Shades of happiness
I guess the best place to start this blog would be at the start. But There are so many things that even now as I’m sitting and writing that are going through my head at one time I can’t string together clear thoughts. The outward response tends to be jumbled lyrics to an indecisive persons soundtrack; that’s number 10 on my bucket list make a soundtrack to my life so far I’ve got some ska and an alternative angst song for when I wanna feel deep or be angsty but that’s all. Closer to number one is to join the good fight against this roll that has ever so slightly started forming under my chin; to combat that I take a very firm back hand to it morning, noon, night, while I pee and, at times during sex because i’m not cool enough to carry off a double chin. That requires a screw u middle finger to evil skinny bitches and douche bag dudes that will judge me. I get judged enough being a negro dark skinned female; I guess I should consider myself lucky that my double d’s make me more acceptable on a good societal day.

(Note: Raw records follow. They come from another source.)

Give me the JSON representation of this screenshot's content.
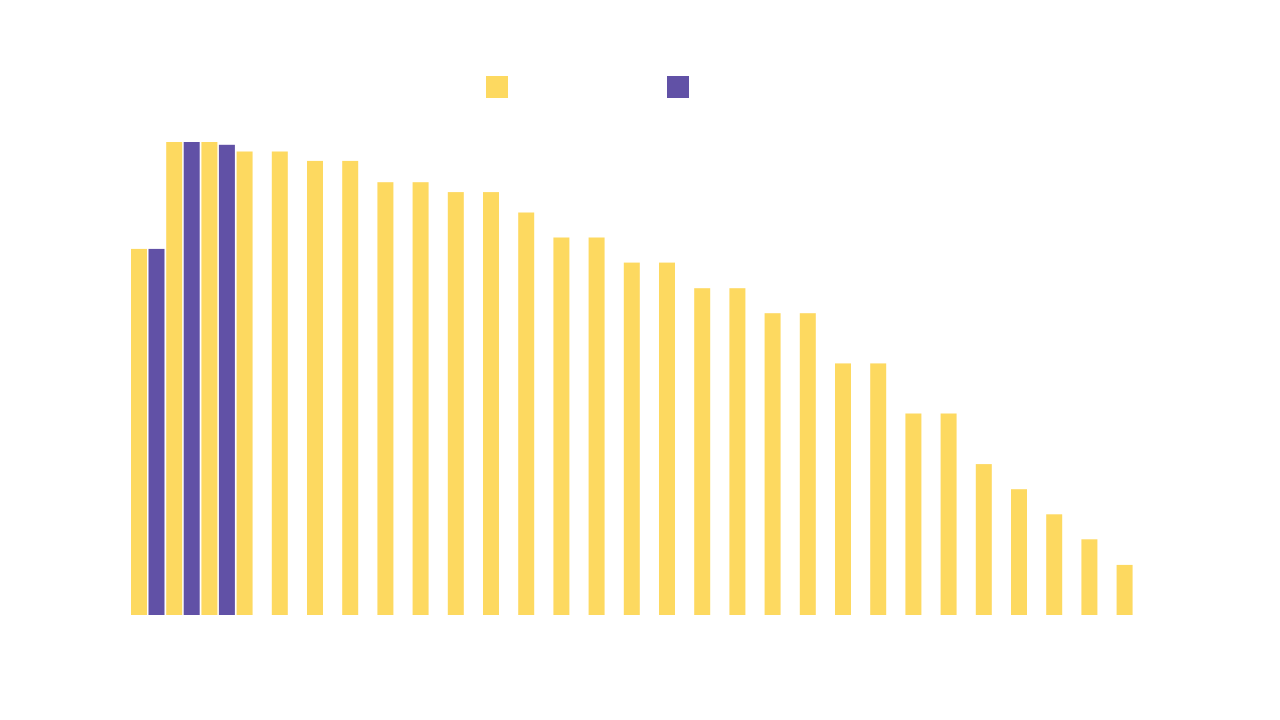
{
  "colors": {
    "series_a": "#FDD960",
    "series_b": "#6151A6",
    "background": "#FFFFFF"
  },
  "chart_data": {
    "type": "bar",
    "title": "",
    "xlabel": "",
    "ylabel": "",
    "categories": [
      "",
      "",
      "",
      "",
      "",
      "",
      "",
      "",
      "",
      "",
      "",
      "",
      "",
      "",
      "",
      "",
      "",
      "",
      "",
      "",
      "",
      "",
      "",
      "",
      "",
      "",
      "",
      "",
      ""
    ],
    "ylim": [
      0,
      100
    ],
    "grid": false,
    "legend_position": "top-center",
    "series": [
      {
        "values": [
          77.4,
          100,
          100,
          98,
          98,
          96,
          96,
          91.5,
          91.5,
          89.4,
          89.4,
          85.1,
          79.8,
          79.8,
          74.5,
          74.5,
          69.1,
          69.1,
          63.8,
          63.8,
          53.2,
          53.2,
          42.6,
          42.6,
          31.9,
          26.6,
          21.3,
          16,
          10.6
        ]
      },
      {
        "values": [
          77.4,
          100,
          99.4,
          null,
          null,
          null,
          null,
          null,
          null,
          null,
          null,
          null,
          null,
          null,
          null,
          null,
          null,
          null,
          null,
          null,
          null,
          null,
          null,
          null,
          null,
          null,
          null,
          null,
          null
        ]
      }
    ]
  }
}
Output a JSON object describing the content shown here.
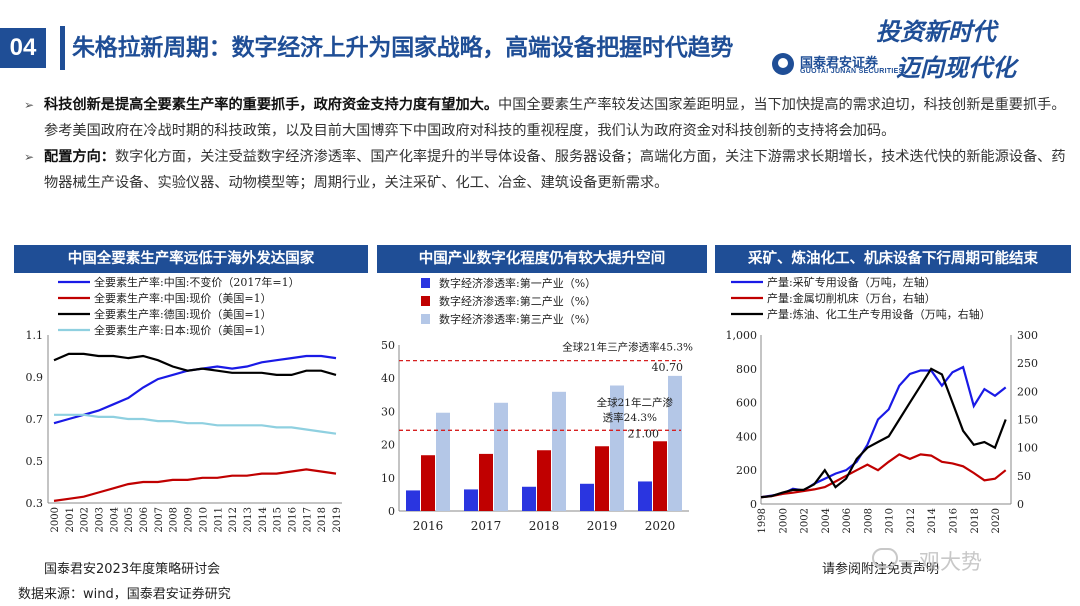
{
  "header": {
    "page_number": "04",
    "title": "朱格拉新周期：数字经济上升为国家战略，高端设备把握时代趋势",
    "logo_cn": "国泰君安证券",
    "logo_en": "GUOTAI JUNAN SECURITIES",
    "slogan_line1": "投资新时代",
    "slogan_line2": "迈向现代化",
    "brand_color": "#1f4e96"
  },
  "bullets": [
    {
      "bold": "科技创新是提高全要素生产率的重要抓手，政府资金支持力度有望加大。",
      "text": "中国全要素生产率较发达国家差距明显，当下加快提高的需求迫切，科技创新是重要抓手。参考美国政府在冷战时期的科技政策，以及目前大国博弈下中国政府对科技的重视程度，我们认为政府资金对科技创新的支持将会加码。"
    },
    {
      "bold": "配置方向：",
      "text": "数字化方面，关注受益数字经济渗透率、国产化率提升的半导体设备、服务器设备；高端化方面，关注下游需求长期增长，技术迭代快的新能源设备、药物器械生产设备、实验仪器、动物模型等；周期行业，关注采矿、化工、冶金、建筑设备更新需求。"
    }
  ],
  "footer": {
    "event": "国泰君安2023年度策略研讨会",
    "source": "数据来源：wind，国泰君安证券研究",
    "disclaimer": "请参阅附注免责声明",
    "watermark": "一观大势"
  },
  "chart_data": [
    {
      "type": "line",
      "title": "中国全要素生产率远低于海外发达国家",
      "x": [
        "2000",
        "2001",
        "2002",
        "2003",
        "2004",
        "2005",
        "2006",
        "2007",
        "2008",
        "2009",
        "2010",
        "2011",
        "2012",
        "2013",
        "2014",
        "2015",
        "2016",
        "2017",
        "2018",
        "2019"
      ],
      "ylim": [
        0.3,
        1.1
      ],
      "yticks": [
        "1.1",
        "0.9",
        "0.7",
        "0.5",
        "0.3"
      ],
      "legend_position": "top-left",
      "series": [
        {
          "name": "全要素生产率:中国:不变价（2017年=1）",
          "color": "#1a1ae6",
          "values": [
            0.68,
            0.7,
            0.72,
            0.74,
            0.77,
            0.8,
            0.85,
            0.89,
            0.91,
            0.93,
            0.94,
            0.95,
            0.94,
            0.95,
            0.97,
            0.98,
            0.99,
            1.0,
            1.0,
            0.99
          ]
        },
        {
          "name": "全要素生产率:中国:现价（美国=1）",
          "color": "#c00000",
          "values": [
            0.31,
            0.32,
            0.33,
            0.35,
            0.37,
            0.39,
            0.4,
            0.4,
            0.41,
            0.41,
            0.42,
            0.42,
            0.43,
            0.43,
            0.44,
            0.44,
            0.45,
            0.46,
            0.45,
            0.44
          ]
        },
        {
          "name": "全要素生产率:德国:现价（美国=1）",
          "color": "#000000",
          "values": [
            0.98,
            1.01,
            1.01,
            1.0,
            1.0,
            0.99,
            1.0,
            0.98,
            0.95,
            0.93,
            0.94,
            0.93,
            0.92,
            0.92,
            0.92,
            0.91,
            0.91,
            0.93,
            0.93,
            0.91
          ]
        },
        {
          "name": "全要素生产率:日本:现价（美国=1）",
          "color": "#8fd0e0",
          "values": [
            0.72,
            0.72,
            0.72,
            0.71,
            0.71,
            0.7,
            0.7,
            0.69,
            0.69,
            0.68,
            0.68,
            0.67,
            0.67,
            0.67,
            0.67,
            0.66,
            0.66,
            0.65,
            0.64,
            0.63
          ]
        }
      ]
    },
    {
      "type": "bar",
      "title": "中国产业数字化程度仍有较大提升空间",
      "categories": [
        "2016",
        "2017",
        "2018",
        "2019",
        "2020"
      ],
      "ylim": [
        0,
        50
      ],
      "yticks": [
        "50",
        "40",
        "30",
        "20",
        "10",
        "0"
      ],
      "legend_position": "top-left",
      "series": [
        {
          "name": "数字经济渗透率:第一产业（%）",
          "color": "#2a35e0",
          "values": [
            6.2,
            6.5,
            7.3,
            8.2,
            8.9
          ]
        },
        {
          "name": "数字经济渗透率:第二产业（%）",
          "color": "#c00000",
          "values": [
            16.8,
            17.2,
            18.3,
            19.5,
            21.0
          ]
        },
        {
          "name": "数字经济渗透率:第三产业（%）",
          "color": "#b4c7e7",
          "values": [
            29.6,
            32.6,
            35.9,
            37.8,
            40.7
          ]
        }
      ],
      "data_labels": [
        "40.70",
        "21.00"
      ],
      "reference_lines": [
        {
          "label": "全球21年三产渗透率45.3%",
          "value": 45.3
        },
        {
          "label_line1": "全球21年二产渗",
          "label_line2": "透率24.3%",
          "value": 24.3
        }
      ]
    },
    {
      "type": "line",
      "title": "采矿、炼油化工、机床设备下行周期可能结束",
      "x": [
        "1998",
        "2000",
        "2002",
        "2004",
        "2006",
        "2008",
        "2010",
        "2012",
        "2014",
        "2016",
        "2018",
        "2020"
      ],
      "ylim_left": [
        0,
        1000
      ],
      "ylim_right": [
        0,
        300
      ],
      "yticks_left": [
        "1,000",
        "800",
        "600",
        "400",
        "200",
        "0"
      ],
      "yticks_right": [
        "300",
        "250",
        "200",
        "150",
        "100",
        "50",
        "0"
      ],
      "legend_position": "top-left",
      "series": [
        {
          "name": "产量:采矿专用设备（万吨，左轴）",
          "color": "#1a1ae6",
          "axis": "left",
          "x": [
            1998,
            1999,
            2000,
            2001,
            2002,
            2003,
            2004,
            2005,
            2006,
            2007,
            2008,
            2009,
            2010,
            2011,
            2012,
            2013,
            2014,
            2015,
            2016,
            2017,
            2018,
            2019,
            2020,
            2021
          ],
          "values": [
            40,
            50,
            60,
            90,
            80,
            120,
            150,
            180,
            200,
            250,
            350,
            500,
            560,
            700,
            770,
            790,
            790,
            700,
            780,
            810,
            580,
            680,
            640,
            690
          ]
        },
        {
          "name": "产量:金属切削机床（万台，右轴）",
          "color": "#c00000",
          "axis": "right",
          "x": [
            1998,
            1999,
            2000,
            2001,
            2002,
            2003,
            2004,
            2005,
            2006,
            2007,
            2008,
            2009,
            2010,
            2011,
            2012,
            2013,
            2014,
            2015,
            2016,
            2017,
            2018,
            2019,
            2020,
            2021
          ],
          "values": [
            12,
            14,
            18,
            20,
            23,
            26,
            30,
            40,
            50,
            60,
            70,
            60,
            75,
            88,
            80,
            88,
            86,
            75,
            72,
            67,
            55,
            42,
            45,
            60
          ]
        },
        {
          "name": "产量:炼油、化工生产专用设备（万吨，右轴）",
          "color": "#000000",
          "axis": "right",
          "x": [
            1998,
            1999,
            2000,
            2001,
            2002,
            2003,
            2004,
            2005,
            2006,
            2007,
            2008,
            2009,
            2010,
            2011,
            2012,
            2013,
            2014,
            2015,
            2016,
            2017,
            2018,
            2019,
            2020,
            2021
          ],
          "values": [
            12,
            14,
            20,
            25,
            25,
            35,
            60,
            30,
            45,
            80,
            100,
            110,
            120,
            150,
            180,
            210,
            240,
            230,
            180,
            130,
            105,
            110,
            100,
            150
          ]
        }
      ]
    }
  ]
}
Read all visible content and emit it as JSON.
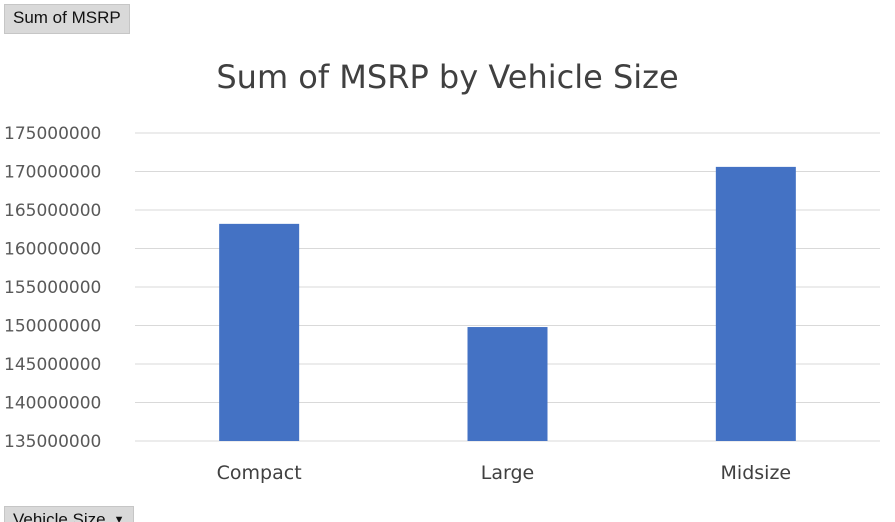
{
  "pivot": {
    "values_field_label": "Sum of MSRP",
    "axis_field_label": "Vehicle Size"
  },
  "colors": {
    "bar": "#4472c4",
    "gridline": "#d9d9d9",
    "field_button_bg": "#d9d9d9"
  },
  "icons": {
    "axis_field_dropdown": "triangle-down-icon"
  },
  "chart_data": {
    "type": "bar",
    "title": "Sum of MSRP by Vehicle Size",
    "xlabel": "",
    "ylabel": "",
    "categories": [
      "Compact",
      "Large",
      "Midsize"
    ],
    "values": [
      163200000,
      149800000,
      170600000
    ],
    "ylim": [
      135000000,
      175000000
    ],
    "yticks": [
      135000000,
      140000000,
      145000000,
      150000000,
      155000000,
      160000000,
      165000000,
      170000000,
      175000000
    ],
    "ytick_labels": [
      "135000000",
      "140000000",
      "145000000",
      "150000000",
      "155000000",
      "160000000",
      "165000000",
      "170000000",
      "175000000"
    ],
    "grid": true,
    "legend": "none"
  }
}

So why blog? Why be another page in a sea of millions with something to say that’s deep and thought provoking and world changing and metaphorical; for that reason I think. Maybe so my soul can be at peace and I wont keep stepping in shit looking for the latest craze (right now it’s shoes) that will fill me up with love and ever lasting hope; although since I bear the cross in my car jesus covers those bases so I guess what I’m truly looking for is a different shade of happy; perhaps one in a gray color I like that shade.